Bottom up synthesis of multifunctional nanoporous graphene (1804.09670v1)

Abstract: Nanosize pores can turn semimetallic graphene into a semiconductor and from being impermeable into the most efficient molecular sieve membrane. However, scaling the pores down to the nanometer, while fulfilling the tight structural constraints imposed by applications, represents an enormous challenge for present top-down strategies. Here we report a bottom-up method to synthesize nanoporous graphene comprising an ordered array of pores separated by ribbons, which can be tuned down to the one nanometer range. The size, density, morphology and chemical composition of the pores are defined with atomic precision by the design of the molecular precursors. Our measurements further reveal a highly anisotropic electronic structure, where orthogonal one-dimensional electronic bands with an energy gap of ~1 eV coexist with confined pore states, making the nanoporous graphene a highly versatile semiconductor for simultaneous sieving and electrical sensing of molecular species.

• The paper introduces a bottom-up synthesis method that achieves atomic precision for creating multifunctional nanoporous graphene with semiconducting and nanosieving properties.
• It employs a hierarchical three-step thermal process on Au(111) to form graphene nanomesh with nearly defect-free structures and high pore density.
• Transport measurements reveal a 1 eV bandgap and an on-off ratio of approximately 10^5, highlighting its potential for FET and sensing applications.

Synthesis of Multifunctional Nanoporous Graphene: Semiconductor and Molecular Sieve Integration

The paper entitled "Bottom up synthesis of multifunctional nanoporous graphene" introduces a novel methodology for synthesizing nanoporous graphene (NPG) with precise control over pore size, density, and chemical composition. Utilizing a bottom-up approach, the authors present an overview process that yields NPG with both semiconducting and nanosieving functionalities, potentially advancing its application in field-effect transistors (FETs) and nanoscale molecular sieves.

Methodology and Findings

The synthesis of NPG described in this paper is accomplished through a hierarchical, on-surface chemical approach, encompassing three thermal reaction steps—debromination, cyclodehydrogenation, and dehydrogenative cross-coupling. The steps are explicitly tuned to yield nanoporous structures from the molecular precursor, DP-DBBA (10,10’-dibromo-9,9’-bianthracene derivative). The process was executed on an Au(111) surface, leveraging the distinct thermal activation onsets for each step to achieve atomic precision and high defect selectivity.

• Step-by-Step Synthesis:
  • T1 (200°C): Initiation with surface-assisted ULLMann coupling forms polymeric chains from debrominated aryl radicals.
  • T2 (400°C): Cyclodehydrogenation transforms these chains into graphene nanoribbons (GNRs) exhibiting a periodic width modulation and maintaining parallel alignment.
  • T3 (450°C): Dehydrogenative cross-coupling interlinks GNRs, creating a nanomesh with precise pore formation and long-range order.

The authors achieved a coupling yield approaching 100%, forming extensive NPG sheets of up to 70 x 50 nm with ultra-high pore density and minimal defects (~2% concentration).

Electronic and Transport Properties

The electronic structure of the developed NPG is characterized by an anisotropic band structure featuring orthogonal one-dimensional bands and a bandgap of approximately 1 eV. Density functional theory (DFT) and scanning tunneling spectroscopy (STS) analyses confirmed the presence of longitudinal bands, transversal bands, and distinct pore bands.

• L and T Bands: The GNRs' bandgap of 1.0 eV, slightly lower than the GW approximation, is conserved in NPG, demonstrating the preservation of semiconducting properties through the hierarchical design.
• Pore Bands: The bonding band formation within pore states provides further modulation capabilities for electronic properties.

Transport measurements utilizing FET configurations yielded encouraging results, demonstrating a significant on-off ratio of ~10^5 and exemplifying the potential of NPG in semiconductor devices. Additionally, the observed Schottky barrier suggests opportunities for optimizing electronic contacts to further enhance device performance.

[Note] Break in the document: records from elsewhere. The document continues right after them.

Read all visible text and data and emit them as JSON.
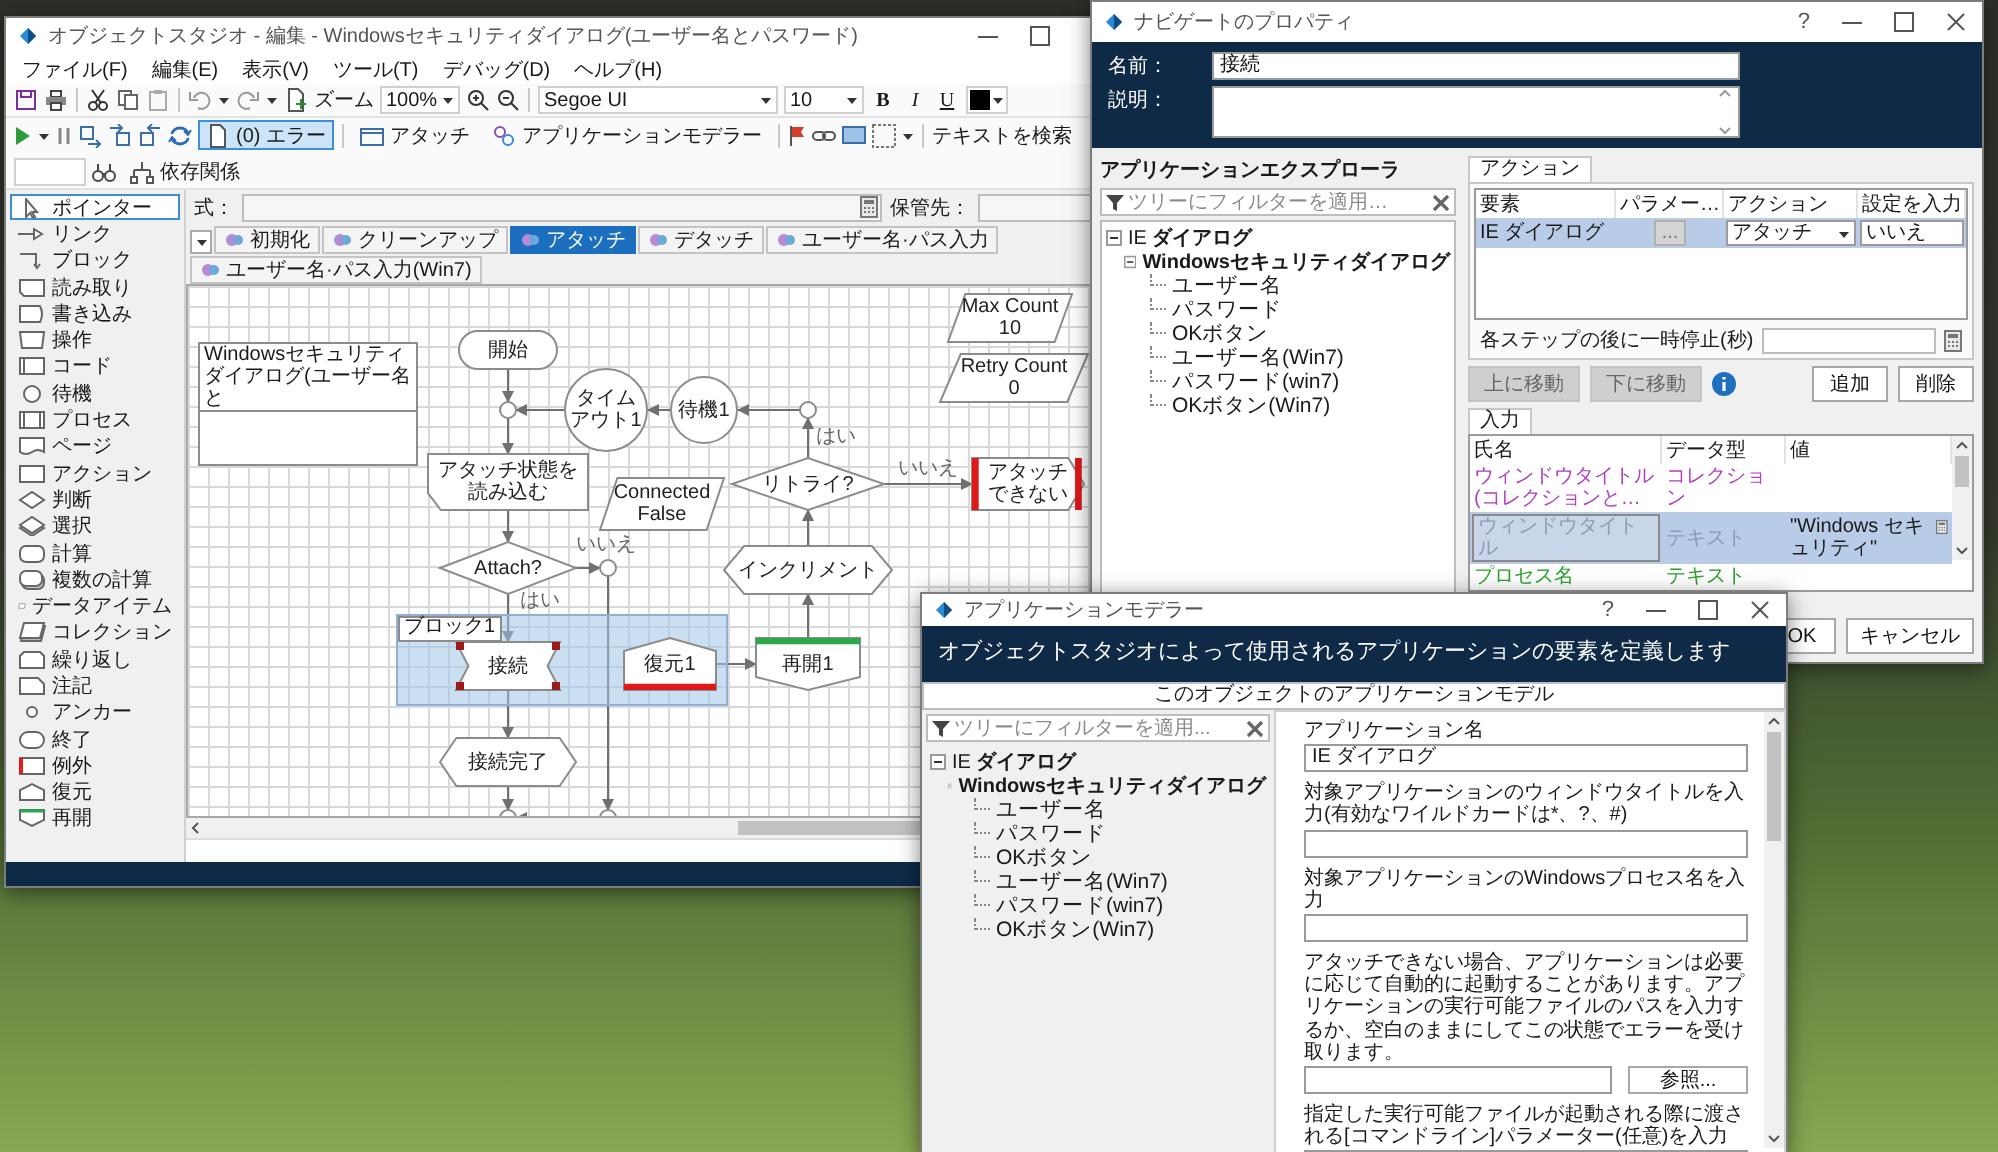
{
  "object_studio": {
    "title": "オブジェクトスタジオ - 編集 - Windowsセキュリティダイアログ(ユーザー名とパスワード)",
    "menu": [
      "ファイル(F)",
      "編集(E)",
      "表示(V)",
      "ツール(T)",
      "デバッグ(D)",
      "ヘルプ(H)"
    ],
    "toolbar_1": {
      "zoom_label": "ズーム",
      "zoom": "100%",
      "font": "Segoe UI",
      "font_size": "10",
      "bold": "B",
      "italic": "I",
      "underline": "U"
    },
    "toolbar_2": {
      "errors": {
        "label": "(0) エラー",
        "selected": true
      },
      "attach": "アタッチ",
      "app_modeller": "アプリケーションモデラー",
      "search_label": "テキストを検索",
      "dependencies": "依存関係"
    },
    "expression_label": "式：",
    "store_label": "保管先：",
    "palette": [
      {
        "kind": "pointer",
        "label": "ポインター",
        "selected": true
      },
      {
        "kind": "link",
        "label": "リンク",
        "selected": false
      },
      {
        "kind": "block",
        "label": "ブロック",
        "selected": false
      },
      {
        "kind": "read",
        "label": "読み取り",
        "selected": false
      },
      {
        "kind": "write",
        "label": "書き込み",
        "selected": false
      },
      {
        "kind": "operation",
        "label": "操作",
        "selected": false
      },
      {
        "kind": "code",
        "label": "コード",
        "selected": false
      },
      {
        "kind": "wait",
        "label": "待機",
        "selected": false
      },
      {
        "kind": "process",
        "label": "プロセス",
        "selected": false
      },
      {
        "kind": "page",
        "label": "ページ",
        "selected": false
      },
      {
        "kind": "action",
        "label": "アクション",
        "selected": false
      },
      {
        "kind": "decision",
        "label": "判断",
        "selected": false
      },
      {
        "kind": "choice",
        "label": "選択",
        "selected": false
      },
      {
        "kind": "calculation",
        "label": "計算",
        "selected": false
      },
      {
        "kind": "multi",
        "label": "複数の計算",
        "selected": false
      },
      {
        "kind": "data",
        "label": "データアイテム",
        "selected": false
      },
      {
        "kind": "collection",
        "label": "コレクション",
        "selected": false
      },
      {
        "kind": "loop",
        "label": "繰り返し",
        "selected": false
      },
      {
        "kind": "note",
        "label": "注記",
        "selected": false
      },
      {
        "kind": "anchor",
        "label": "アンカー",
        "selected": false
      },
      {
        "kind": "end",
        "label": "終了",
        "selected": false
      },
      {
        "kind": "exception",
        "label": "例外",
        "selected": false
      },
      {
        "kind": "recover",
        "label": "復元",
        "selected": false
      },
      {
        "kind": "resume",
        "label": "再開",
        "selected": false
      }
    ],
    "tabs": [
      {
        "label": "初期化",
        "selected": false
      },
      {
        "label": "クリーンアップ",
        "selected": false
      },
      {
        "label": "アタッチ",
        "selected": true
      },
      {
        "label": "デタッチ",
        "selected": false
      },
      {
        "label": "ユーザー名·パス入力",
        "selected": false
      },
      {
        "label": "ユーザー名·パス入力(Win7)",
        "selected": false
      }
    ],
    "canvas": {
      "nodes": [
        {
          "kind": "data",
          "label": "Max Count",
          "value": "10",
          "selected": false
        },
        {
          "kind": "start",
          "label": "開始",
          "selected": false
        },
        {
          "kind": "note",
          "label": "Windowsセキュリティダイアログ(ユーザー名と",
          "selected": false
        },
        {
          "kind": "data",
          "label": "Retry Count",
          "value": "0",
          "selected": false
        },
        {
          "kind": "wait",
          "label": "タイムアウト1",
          "selected": false
        },
        {
          "kind": "wait",
          "label": "待機1",
          "selected": false
        },
        {
          "kind": "read",
          "label": "アタッチ状態を読み込む",
          "selected": false
        },
        {
          "kind": "data",
          "label": "Connected",
          "value": "False",
          "selected": false
        },
        {
          "kind": "decision",
          "label": "リトライ?",
          "selected": false
        },
        {
          "kind": "exception",
          "label": "アタッチできない",
          "selected": false
        },
        {
          "kind": "decision",
          "label": "Attach?",
          "selected": false
        },
        {
          "kind": "calculation",
          "label": "インクリメント",
          "selected": false
        },
        {
          "kind": "block",
          "label": "ブロック1",
          "selected": false
        },
        {
          "kind": "navigate",
          "label": "接続",
          "selected": true
        },
        {
          "kind": "recover",
          "label": "復元1",
          "selected": false
        },
        {
          "kind": "resume",
          "label": "再開1",
          "selected": false
        },
        {
          "kind": "calculation",
          "label": "接続完了",
          "selected": false
        }
      ],
      "branch_labels": [
        "いいえ",
        "はい",
        "はい",
        "いいえ"
      ]
    }
  },
  "navigate_properties": {
    "title": "ナビゲートのプロパティ",
    "help": "?",
    "name_label": "名前：",
    "name_value": "接続",
    "description_label": "説明：",
    "explorer_title": "アプリケーションエクスプローラ",
    "filter_placeholder": "ツリーにフィルターを適用…",
    "tree": [
      {
        "label": "IE **ダイアログ**",
        "expanded": true,
        "children": [
          {
            "label": "Windowsセキュリティダイアログ",
            "expanded": true,
            "children": [
              {
                "label": "ユーザー名"
              },
              {
                "label": "パスワード"
              },
              {
                "label": "OKボタン"
              },
              {
                "label": "ユーザー名(Win7)"
              },
              {
                "label": "パスワード(win7)"
              },
              {
                "label": "OKボタン(Win7)"
              }
            ]
          }
        ]
      }
    ],
    "actions_tab": "アクション",
    "action_columns": [
      "要素",
      "パラメー…",
      "アクション",
      "設定を入力"
    ],
    "action_rows": [
      {
        "element": "IE ダイアログ",
        "parameters": "...",
        "action": "アタッチ",
        "input": "いいえ",
        "selected": true
      }
    ],
    "pause_label": "各ステップの後に一時停止(秒)",
    "move_buttons": [
      {
        "label": "上に移動",
        "disabled": true
      },
      {
        "label": "下に移動",
        "disabled": true
      }
    ],
    "edit_buttons": [
      {
        "label": "追加",
        "disabled": false
      },
      {
        "label": "削除",
        "disabled": false
      }
    ],
    "inputs_tab": "入力",
    "input_columns": [
      "氏名",
      "データ型",
      "値"
    ],
    "input_rows": [
      {
        "name": "ウィンドウタイトル(コレクションと…",
        "type": "コレクション",
        "color": "#b040c0",
        "selected": false
      },
      {
        "name": "ウィンドウタイトル",
        "type": "テキスト",
        "value": "\"Windows セキュリティ\"",
        "color": "#8c9ab4",
        "selected": true
      },
      {
        "name": "プロセス名",
        "type": "テキスト",
        "color": "#2ea02e",
        "selected": false
      }
    ],
    "ok": "OK",
    "cancel": "キャンセル"
  },
  "application_modeller": {
    "title": "アプリケーションモデラー",
    "help": "?",
    "heading": "オブジェクトスタジオによって使用されるアプリケーションの要素を定義します",
    "subtitle": "このオブジェクトのアプリケーションモデル",
    "filter_placeholder": "ツリーにフィルターを適用...",
    "tree": [
      {
        "label": "IE **ダイアログ**",
        "expanded": true,
        "children": [
          {
            "label": "Windowsセキュリティダイアログ",
            "expanded": true,
            "children": [
              {
                "label": "ユーザー名"
              },
              {
                "label": "パスワード"
              },
              {
                "label": "OKボタン"
              },
              {
                "label": "ユーザー名(Win7)"
              },
              {
                "label": "パスワード(win7)"
              },
              {
                "label": "OKボタン(Win7)"
              }
            ]
          }
        ]
      }
    ],
    "fields": [
      {
        "label": "アプリケーション名",
        "value": "IE ダイアログ"
      },
      {
        "label": "対象アプリケーションのウィンドウタイトルを入力(有効なワイルドカードは*、?、#)"
      },
      {
        "label": "対象アプリケーションのWindowsプロセス名を入力"
      },
      {
        "label": "アタッチできない場合、アプリケーションは必要に応じて自動的に起動することがあります。アプリケーションの実行可能ファイルのパスを入力するか、空白のままにしてこの状態でエラーを受け取ります。",
        "button": "参照..."
      },
      {
        "label": "指定した実行可能ファイルが起動される際に渡される[コマンドライン]パラメーター(任意)を入力"
      }
    ]
  }
}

Implications and Future Prospects

The successful integration of semiconducting and sieving functionalities in NPG opens promising avenues for next-generation graphene-based electronic devices. The ability to precisely control pore properties and band structures suggests vast possibilities in FET sensors, gate-controlled molecular filters, and responsive electronic tracking systems. The presence of pore-localized states presents opportunities for molecular interaction studies, crucial for chemical and biological sensing applications.

Looking forward, further exploration into substrate interactions, scaling synthesis techniques, and refining device fabrication processes could significantly expand the applicability of NPG. Additionally, leveraging its unique band anisotropy may yield exciting advancements in optoelectronics and sensing technologies. The methodology presented could stimulate substantial developments in nanomaterial synthesis and application across diverse technological landscapes.